Is it okay to hit glutes everyday? ›

How often should you do glute activation exercises? When you're sitting a lot in your daily life, it's best to do these exercises every day. If that's not feasible, aim to do them at least two to three times each week.

What are the benefits of releasing your glutes? ›

Plus, by releasing tightness, glute stretches may help:
  • enhance your flexibility.
  • improve your range of motion.
  • reduce your risk of injury.
  • improve your overall mobility.

Are you supposed to squeeze your glutes when standing? ›

The “ideal” way to stand is with your feet forward instead of flared out (actively try to "screw" your feet into the ground), glutes and abs slightly contracted, and shoulders externally rotated (to find this position, place your palms on your pecs), according to Kelly Starrett, P.T., creator of MobilityWOD.com and ...

Are tight glutes bad? ›

The glutes are certainly a buzz topic in the world of musco-skeletal healing and exercise classes. You may frequently hear that your glutes are tight, and such is the cause of more serious problems throughout your body.

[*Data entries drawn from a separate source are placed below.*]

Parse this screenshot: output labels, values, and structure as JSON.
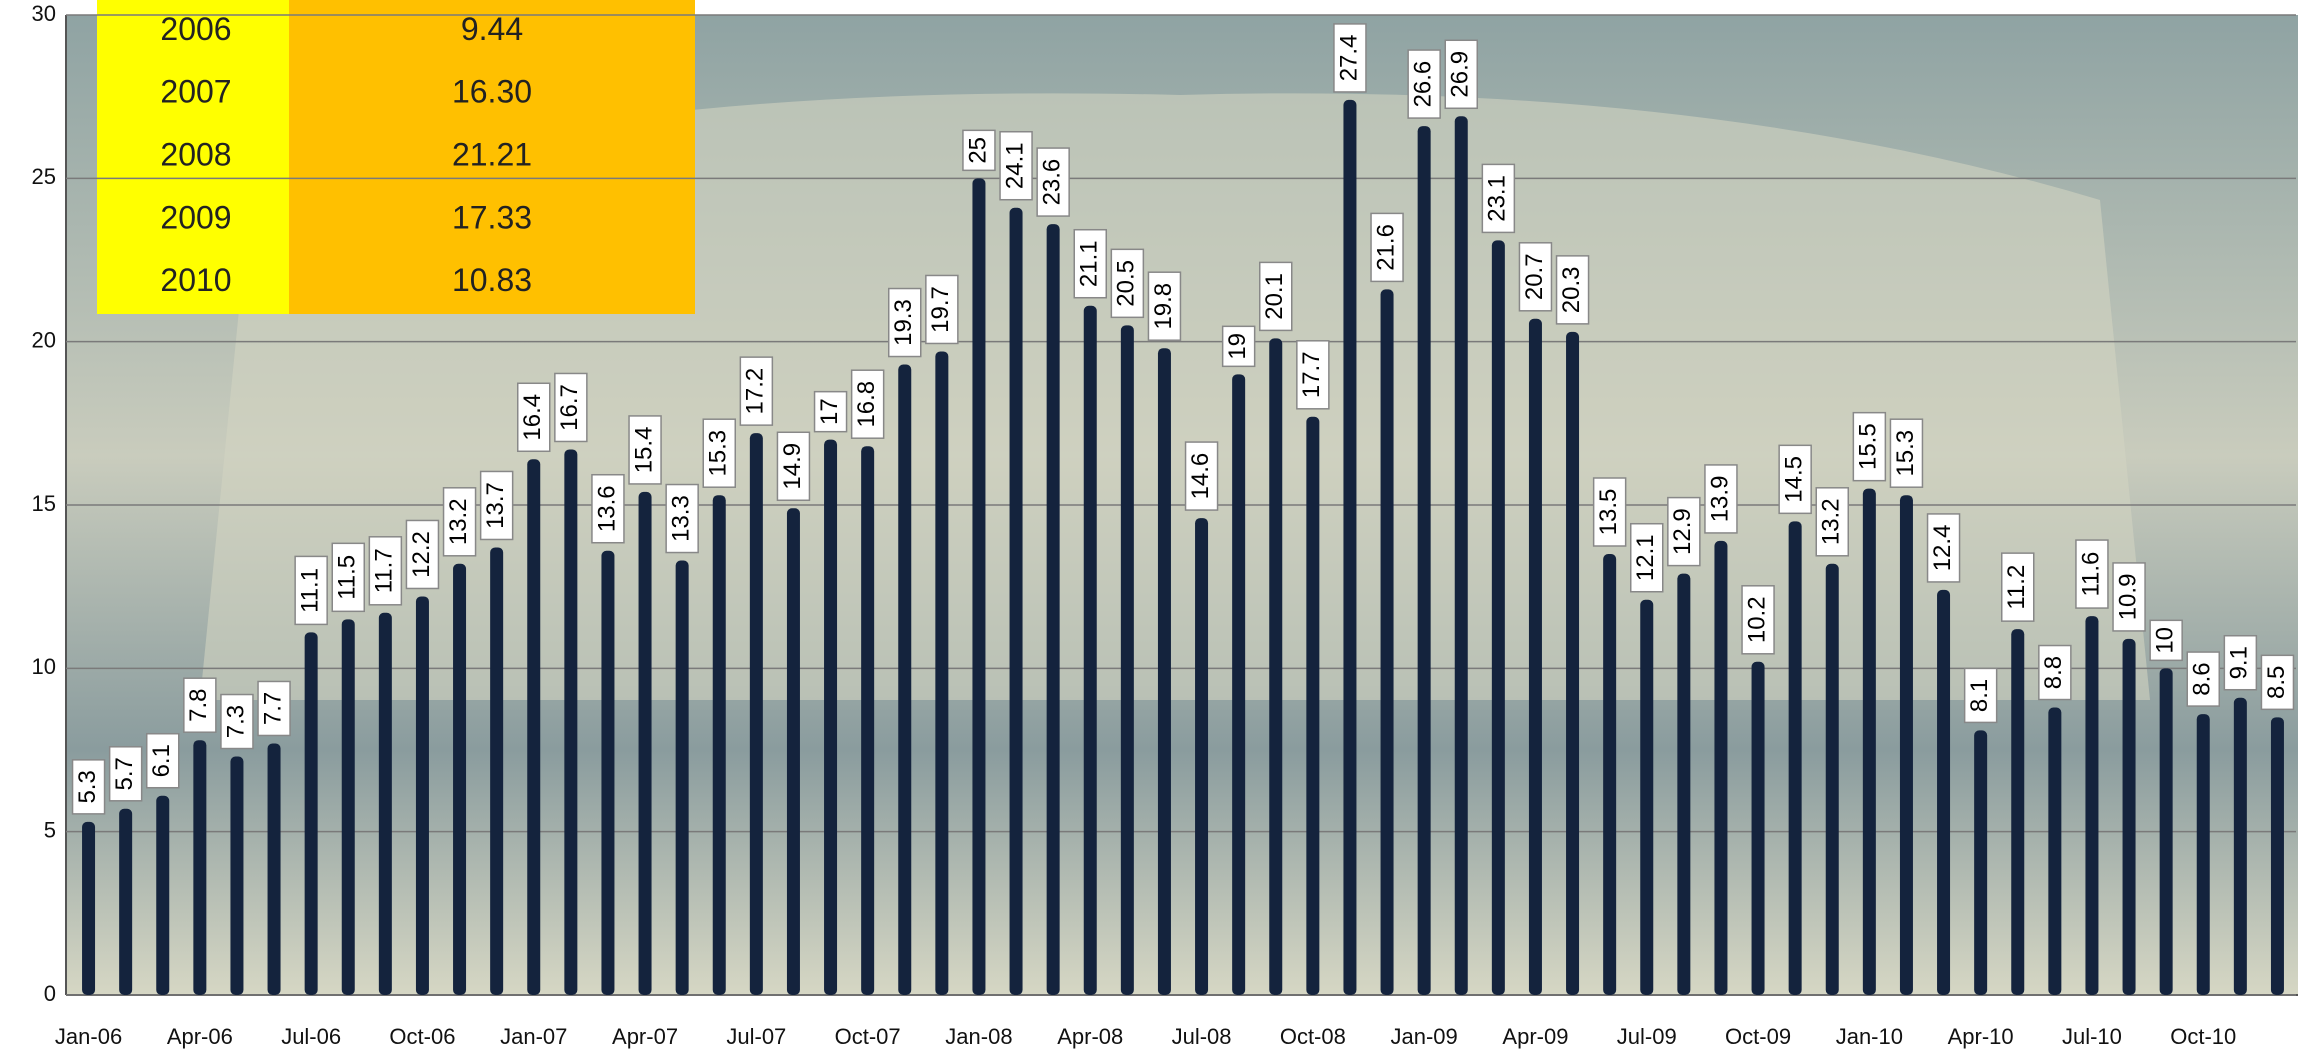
{
  "chart_data": {
    "type": "bar",
    "categories": [
      "Jan-06",
      null,
      null,
      "Apr-06",
      null,
      null,
      "Jul-06",
      null,
      null,
      "Oct-06",
      null,
      null,
      "Jan-07",
      null,
      null,
      "Apr-07",
      null,
      null,
      "Jul-07",
      null,
      null,
      "Oct-07",
      null,
      null,
      "Jan-08",
      null,
      null,
      "Apr-08",
      null,
      null,
      "Jul-08",
      null,
      null,
      "Oct-08",
      null,
      null,
      "Jan-09",
      null,
      null,
      "Apr-09",
      null,
      null,
      "Jul-09",
      null,
      null,
      "Oct-09",
      null,
      null,
      "Jan-10",
      null,
      null,
      "Apr-10",
      null,
      null,
      "Jul-10",
      null,
      null,
      "Oct-10",
      null,
      null
    ],
    "values": [
      5.3,
      5.7,
      6.1,
      7.8,
      7.3,
      7.7,
      11.1,
      11.5,
      11.7,
      12.2,
      13.2,
      13.7,
      16.4,
      16.7,
      13.6,
      15.4,
      13.3,
      15.3,
      17.2,
      14.9,
      17,
      16.8,
      19.3,
      19.7,
      25,
      24.1,
      23.6,
      21.1,
      20.5,
      19.8,
      14.6,
      19,
      20.1,
      17.7,
      27.4,
      21.6,
      26.6,
      26.9,
      23.1,
      20.7,
      20.3,
      13.5,
      12.1,
      12.9,
      13.9,
      10.2,
      14.5,
      13.2,
      15.5,
      15.3,
      12.4,
      8.1,
      11.2,
      8.8,
      11.6,
      10.9,
      10,
      8.6,
      9.1,
      8.5
    ],
    "color": "#14233d",
    "ylim": [
      0,
      30
    ],
    "yticks": [
      0,
      5,
      10,
      15,
      20,
      25,
      30
    ],
    "grid": true
  },
  "table": {
    "rows": [
      [
        "2006",
        "9.44"
      ],
      [
        "2007",
        "16.30"
      ],
      [
        "2008",
        "21.21"
      ],
      [
        "2009",
        "17.33"
      ],
      [
        "2010",
        "10.83"
      ]
    ]
  }
}
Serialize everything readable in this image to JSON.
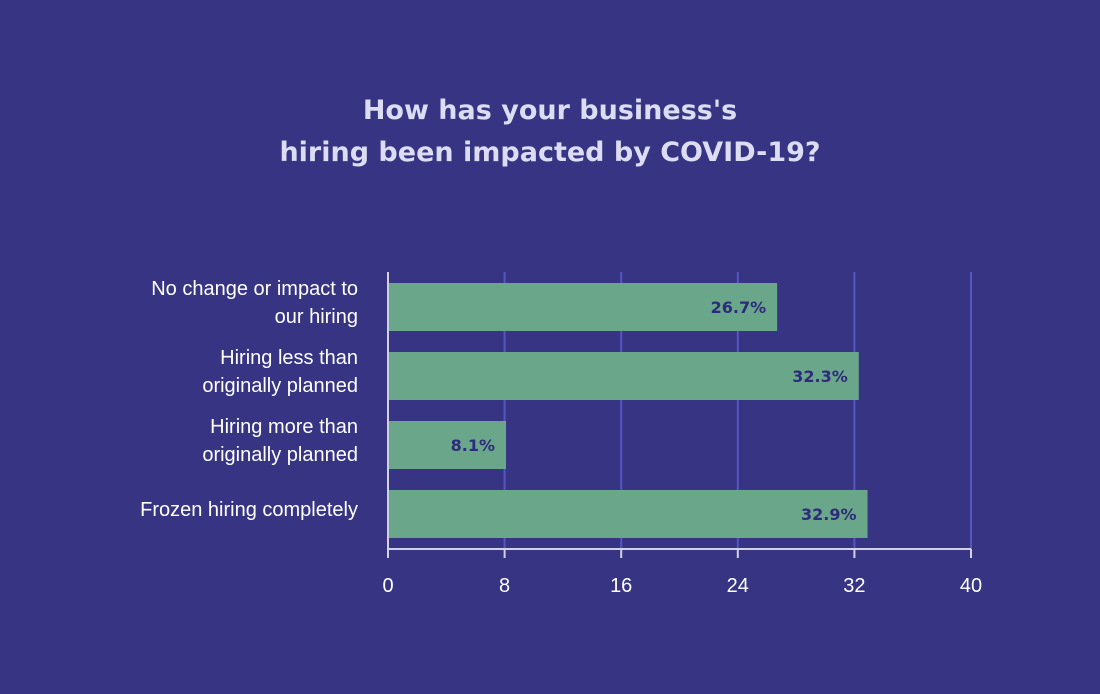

Commonly the initial diagnosis could be from lower back pain, knee problems, or shoulder issues.

Top Articles
Latest Posts
Article information

Author: Aracelis Kilback

Last Updated:

Views: 6176

Rating: 4.3 / 5 (64 voted)

Reviews: 95% of readers found this page helpful

Author information

Name: Aracelis Kilback

Birthday: 1994-11-22

Address: Apt. 895 30151 Green Plain, Lake Mariela, RI 98141

Phone: +5992291857476

Job: Legal Officer

Hobby: LARPing, role-playing games, Slacklining, Reading, Inline skating, Brazilian jiu-jitsu, Dance

Introduction: My name is Aracelis Kilback, I am a nice, gentle, agreeable, joyous, attractive, combative, gifted person who loves writing and wants to share my knowledge and understanding with you.